At the same time, Joey said, kind strangers have reached out to him on Facebook and told him they are praying for him. Joey's military health benefits paid for his hospital bills, but he is still deep in debt. The party bus Joey drove has been idled, he said, and the Waffle House in Canton where he cooked doesn't need him anymore amid the economic slowdown. A Cass High School alumna has started a GoFundMe campaign to raise money for his expenses. Another friend found a temporary home for Joey in Cartersville.

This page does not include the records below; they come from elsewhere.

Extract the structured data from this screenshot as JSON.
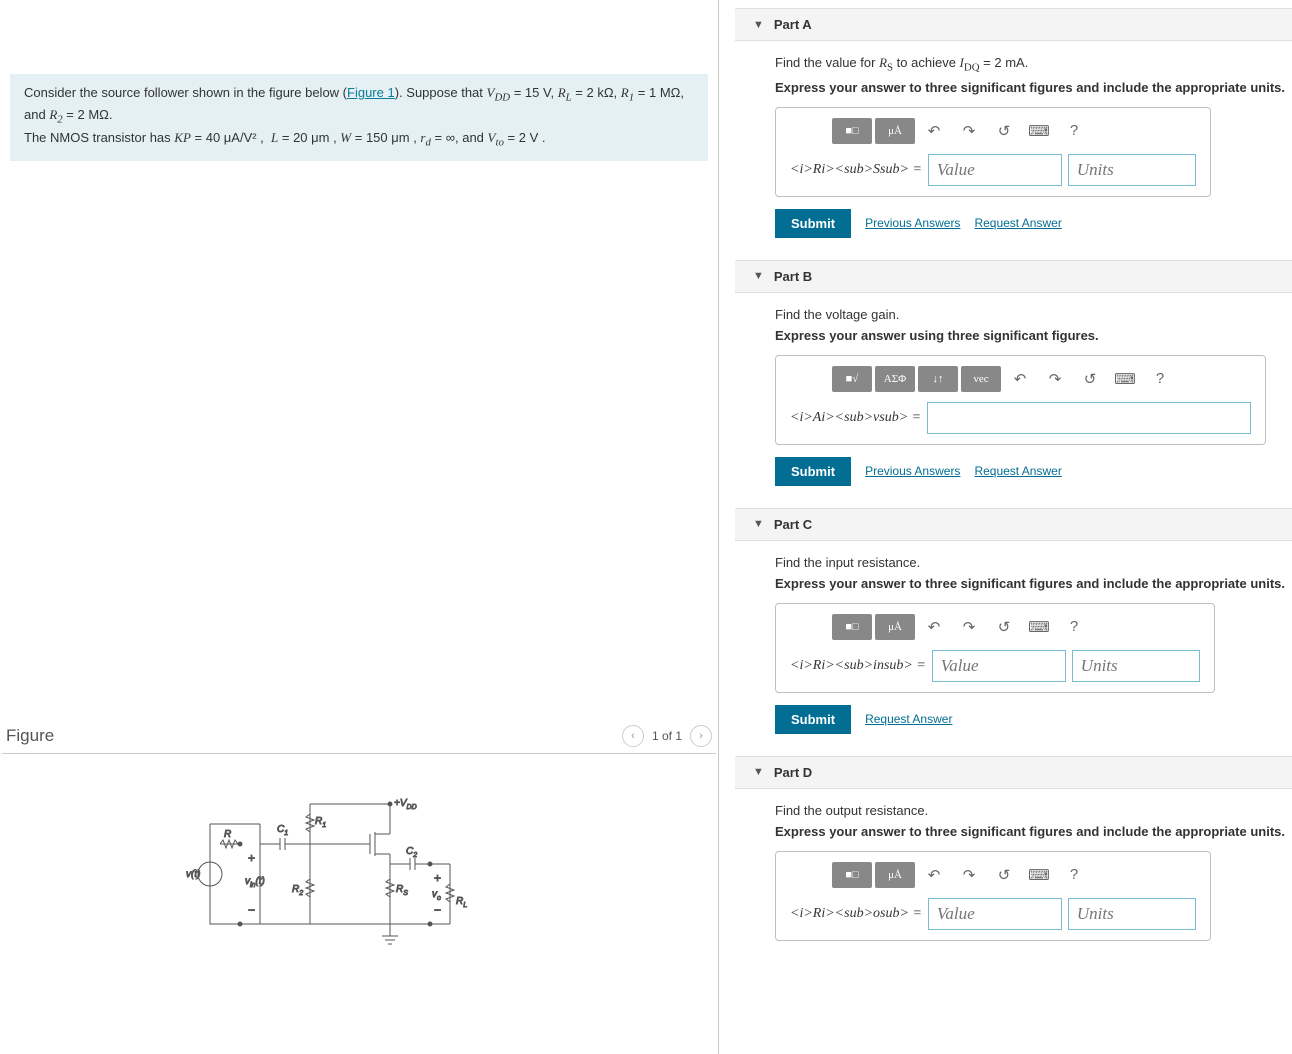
{
  "intro": {
    "preText": "Consider the source follower shown in the figure below (",
    "figLink": "Figure 1",
    "postText": "). Suppose that ",
    "params": "V_DD = 15 V, R_L = 2 kΩ, R_1 = 1 MΩ, and R_2 = 2 MΩ.",
    "line2pre": "The NMOS transistor has ",
    "line2": "KP = 40 μA/V² ,  L = 20 μm ,  W = 150 μm , r_d = ∞, and V_to = 2 V ."
  },
  "figure": {
    "title": "Figure",
    "pager": "1 of 1"
  },
  "parts": [
    {
      "id": "A",
      "title": "Part A",
      "prompt_html": "Find the value for R_S to achieve I_DQ = 2 mA.",
      "instruction": "Express your answer to three significant figures and include the appropriate units.",
      "style": "value_units",
      "symbol": "R_S =",
      "value_ph": "Value",
      "units_ph": "Units",
      "links": [
        "Previous Answers",
        "Request Answer"
      ]
    },
    {
      "id": "B",
      "title": "Part B",
      "prompt_html": "Find the voltage gain.",
      "instruction": "Express your answer using three significant figures.",
      "style": "expr",
      "symbol": "A_v =",
      "links": [
        "Previous Answers",
        "Request Answer"
      ]
    },
    {
      "id": "C",
      "title": "Part C",
      "prompt_html": "Find the input resistance.",
      "instruction": "Express your answer to three significant figures and include the appropriate units.",
      "style": "value_units",
      "symbol": "R_in =",
      "value_ph": "Value",
      "units_ph": "Units",
      "links": [
        "Request Answer"
      ]
    },
    {
      "id": "D",
      "title": "Part D",
      "prompt_html": "Find the output resistance.",
      "instruction": "Express your answer to three significant figures and include the appropriate units.",
      "style": "value_units",
      "symbol": "R_o =",
      "value_ph": "Value",
      "units_ph": "Units",
      "links": []
    }
  ],
  "submitLabel": "Submit",
  "tools_units": [
    "■□",
    "μÅ"
  ],
  "tools_units_icons": [
    "↶",
    "↷",
    "↺",
    "⌨",
    "?"
  ],
  "tools_expr": [
    "■√",
    "ΑΣΦ",
    "↓↑",
    "vec"
  ],
  "tools_expr_icons": [
    "↶",
    "↷",
    "↺",
    "⌨",
    "?"
  ],
  "circuit_labels": {
    "vdd": "+V_DD",
    "r1": "R_1",
    "r2": "R_2",
    "r": "R",
    "rs": "R_S",
    "rl": "R_L",
    "c1": "C_1",
    "c2": "C_2",
    "vt": "v(t)",
    "vin": "v_in(t)",
    "vo": "v_o"
  }
}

A Christian, Joey turned to the Bible for comfort and wisdom as he recovered from the coronavirus, particularly the Book of Job. He does not compare himself to the biblical figure. Job, Joey said, lost much more than him. But Job also gained far more than Joey after enduring his tests and remaining faithful. Money. Gold rings. Twice more livestock than he originally had. Seven more sons and three more daughters.
Joey has benefited in other ways. The six days he spent in quarantine gave him time to reflect on his life, talk to the VA therapist and begin to heal. Sharing his story with journalists has been therapeutic. He hopes publicly talking about his life will help others who are suffering.
He has emerged from his illness with a renewed purpose. Joey dreams of starting his own business making hunting knives, cosplay costumes and movie props. He said he has spent much of his life focusing on surviving. Now he wants to start thriving.
Joey Camp with his children, Amelia and Aeson.